Puis, une dizaine d’autres artistes investissent cet espace transformé pour l’occasion en une milonga poussiéreuse de Buenos Aires grâce à la superbe scénographie d’Alban Ho Van. Les différents espaces scéniques que sont le parquet de bal, le coin bistrot, ou encore le balcon où apparaissent les musiciens prennent alors vie à travers la mise en scène fluide et harmonieuse de Marcial Di Fonzo Bo.
Effets de miroirs, jeux de rideaux, projections et superpositions de scènes en transparence créent un effet de profondeur et une impression de réalisme saisissants. Ce qui se déroule sur scène et les images projetées de Nicolas Mesdom coexistent ainsi parfois avec beaucoup d’intelligence. On jurerait, lors d’une scène où l’atmosphère se teinte de gris que, depuis l’intérieur du lieu où nous nous trouvons, nous pouvons voir la vie se dérouler de l’autre côté de ces portes vitrées qui ne sont en réalité qu’un espace de projection. C’est brillant !
Le tango pour dire la tristesse du monde ?
Quand Juan raconte à Jeanne sa rencontre avec le tango, c’est d’un envoûtement qu’il parle. Sur le rideau de fils qui se redéploie de temps à autre, des vidéos de son enfance défilent. Certaines viennent témoigner de la dictature des années 70 et de sa répression dans une Argentine fragilisée. Parfois, la voix puissante de Cristina Villalonga, accompagnée par les musiciens, évoque des souvenirs douloureux.
De successions de pas endiablés en mouvements de jambes vertigineux, le tango exprime la tristesse mais aussi la joie. Il est la peur, la colère, la mélancolie, la pudeur, la sensualité, l’érotisme… Il est la vie dans son expression la plus fiévreuse. Le tango pour faire se rejoindre le passé et le présent, pour faire naître et s’embraser les passions, pour faire se rencontrer les corps…
Tiens, les corps, parlons-en… Dans les moments où la danse s’impose sur les musiques originales de Philippe Cohen Solal (co-fondateur du célèbre Gotan Project), dans les costumes superbes et étincelants de Pierre Canitrot, et sur la chorégraphie merveilleuse de Matias Tripodi, ils s’étirent, transpercent l’air, tournoient, ondulent, se cambrent, se déploient avec une grâce tout simplement hypnotique.

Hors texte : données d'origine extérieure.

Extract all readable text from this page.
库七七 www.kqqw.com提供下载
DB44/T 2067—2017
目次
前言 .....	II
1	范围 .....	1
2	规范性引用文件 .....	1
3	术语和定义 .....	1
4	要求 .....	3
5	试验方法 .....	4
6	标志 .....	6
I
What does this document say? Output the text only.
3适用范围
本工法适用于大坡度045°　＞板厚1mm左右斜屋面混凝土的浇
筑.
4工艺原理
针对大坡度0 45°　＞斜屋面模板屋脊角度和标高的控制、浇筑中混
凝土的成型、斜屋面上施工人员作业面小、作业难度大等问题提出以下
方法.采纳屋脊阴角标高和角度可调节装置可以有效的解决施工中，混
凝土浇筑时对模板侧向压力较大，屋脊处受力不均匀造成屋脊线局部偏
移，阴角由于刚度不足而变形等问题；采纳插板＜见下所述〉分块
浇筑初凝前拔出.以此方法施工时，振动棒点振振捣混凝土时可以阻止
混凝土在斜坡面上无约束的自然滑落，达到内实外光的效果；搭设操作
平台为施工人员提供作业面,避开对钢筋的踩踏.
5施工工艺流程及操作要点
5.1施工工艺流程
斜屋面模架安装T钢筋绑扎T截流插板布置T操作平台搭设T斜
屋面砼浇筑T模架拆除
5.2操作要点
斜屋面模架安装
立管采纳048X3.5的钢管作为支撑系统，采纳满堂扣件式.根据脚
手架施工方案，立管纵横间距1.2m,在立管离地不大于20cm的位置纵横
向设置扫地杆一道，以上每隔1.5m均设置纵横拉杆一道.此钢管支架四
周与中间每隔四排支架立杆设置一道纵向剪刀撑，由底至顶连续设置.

Des moments que nous aurions toutefois aimés plus nombreux…
Un propos qui manque d’épaisseur
Ce qui nous amène aux quelques faiblesses de ce spectacle prometteur, qui nous a semblé ne pas aller au bout de ses ambitions. En effet, si le tango aurait mérité davantage de place, la petite comme la grande histoire sont quant à elles à peine effleurées. Si bien qu’elles en deviennent anecdotiques et ne nous permettent pas de nous attacher à cet homme, incarné par Julio Zurita, ni d’être sensible à son histoire dont le récit tout en désillusion parvient difficilement à structurer l’ensemble.

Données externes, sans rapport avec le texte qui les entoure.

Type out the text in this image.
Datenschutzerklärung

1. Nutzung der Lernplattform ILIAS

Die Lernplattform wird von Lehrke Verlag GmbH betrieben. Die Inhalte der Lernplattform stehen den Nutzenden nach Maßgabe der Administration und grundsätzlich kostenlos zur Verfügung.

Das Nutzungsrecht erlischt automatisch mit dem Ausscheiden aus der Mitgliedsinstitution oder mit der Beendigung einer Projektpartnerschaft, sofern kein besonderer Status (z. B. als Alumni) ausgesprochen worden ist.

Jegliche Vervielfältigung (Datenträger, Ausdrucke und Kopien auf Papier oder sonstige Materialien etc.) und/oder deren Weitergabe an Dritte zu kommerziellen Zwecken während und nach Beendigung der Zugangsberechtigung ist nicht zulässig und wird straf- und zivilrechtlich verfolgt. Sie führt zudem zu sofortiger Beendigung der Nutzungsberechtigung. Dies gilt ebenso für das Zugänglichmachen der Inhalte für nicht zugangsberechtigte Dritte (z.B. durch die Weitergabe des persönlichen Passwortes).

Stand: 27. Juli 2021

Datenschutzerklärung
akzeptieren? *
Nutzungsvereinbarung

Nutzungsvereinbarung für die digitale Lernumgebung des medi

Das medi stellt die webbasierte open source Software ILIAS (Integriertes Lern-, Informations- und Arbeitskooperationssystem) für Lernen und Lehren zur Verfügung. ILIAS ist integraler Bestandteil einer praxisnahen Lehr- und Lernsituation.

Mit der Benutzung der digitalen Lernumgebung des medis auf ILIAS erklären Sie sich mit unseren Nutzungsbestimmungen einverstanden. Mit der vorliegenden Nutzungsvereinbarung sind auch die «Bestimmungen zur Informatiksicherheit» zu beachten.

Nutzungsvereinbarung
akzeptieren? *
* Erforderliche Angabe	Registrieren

Et si Rebecca Marder a quant à elle su nous charmer dans le rôle de la jeune française candide, fraîchement débarquée à Buenos Aires, les quelques chansons qu’interprète l’ex-pensionnaire de la Comédie-Française à l’affiche du dernier Ozon, Mon crime, nous ont moins convaincus et ne parviennent pas à donner de la densité à son personnage. Finalement, il y a beaucoup de choses qui s’entremêlent dans ce Tango y tango. Peut-être trop pour un spectacle d’à peine plus d’une heure.
C’est néanmoins un très joli moment que l’on passe. Et l’on y reviendrait bien volontiers, ne serait-ce que pour toute la beauté qui s’en dégage.

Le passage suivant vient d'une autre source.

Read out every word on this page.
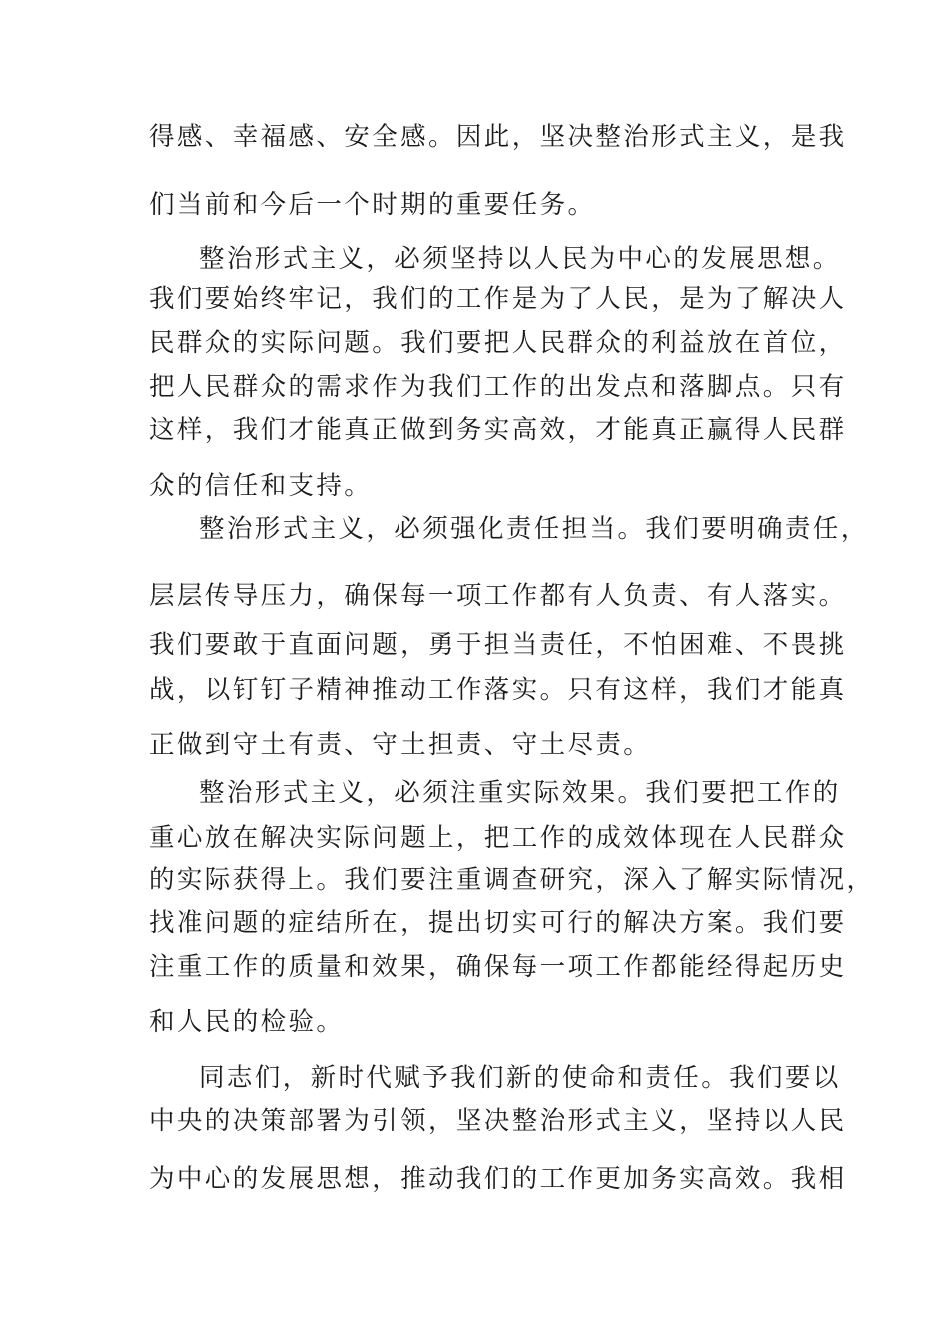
得感、幸福感、安全感。因此，坚决整治形式主义，是我

们当前和今后一个时期的重要任务。

整治形式主义，必须坚持以人民为中心的发展思想。

我们要始终牢记，我们的工作是为了人民，是为了解决人

民群众的实际问题。我们要把人民群众的利益放在首位，

把人民群众的需求作为我们工作的出发点和落脚点。只有

这样，我们才能真正做到务实高效，才能真正赢得人民群

众的信任和支持。

整治形式主义，必须强化责任担当。我们要明确责任，

层层传导压力，确保每一项工作都有人负责、有人落实。

我们要敢于直面问题，勇于担当责任，不怕困难、不畏挑

战，以钉钉子精神推动工作落实。只有这样，我们才能真

正做到守土有责、守土担责、守土尽责。

整治形式主义，必须注重实际效果。我们要把工作的

重心放在解决实际问题上，把工作的成效体现在人民群众

的实际获得上。我们要注重调查研究，深入了解实际情况，

找准问题的症结所在，提出切实可行的解决方案。我们要

注重工作的质量和效果，确保每一项工作都能经得起历史

和人民的检验。

同志们，新时代赋予我们新的使命和责任。我们要以

中央的决策部署为引领，坚决整治形式主义，坚持以人民

为中心的发展思想，推动我们的工作更加务实高效。我相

Tango y tango, de Santiago Amigorena, mise en scène Marcial Di Fonzo Bo, avec Rebecca Marder, Cristina Vilallonga, Rodolfo de Souza, Julio Zurita, Mauro Caiazza, Maria-Sara Richter, Sabrina Amuchástegui, Fernando Andrés Rodríguez, Estefanía Belén, Aurélie Gallois (au violon) & Victor Villena (au bandonéon), se joue du 10 au 27 mai 2023 au Théâtre du Rond-Point.
Avis
Il y a tout ce qu'il faut dans ce spectacle hybride pour que le charme opère et, sur le papier, il y avait tous les ingrédients pour un coup de cœur. Mais, si la forme, à l'esthétique très travaillée, nous captive d'un bout à l'autre, on reprochera en revanche au fond de rester un peu trop en surface...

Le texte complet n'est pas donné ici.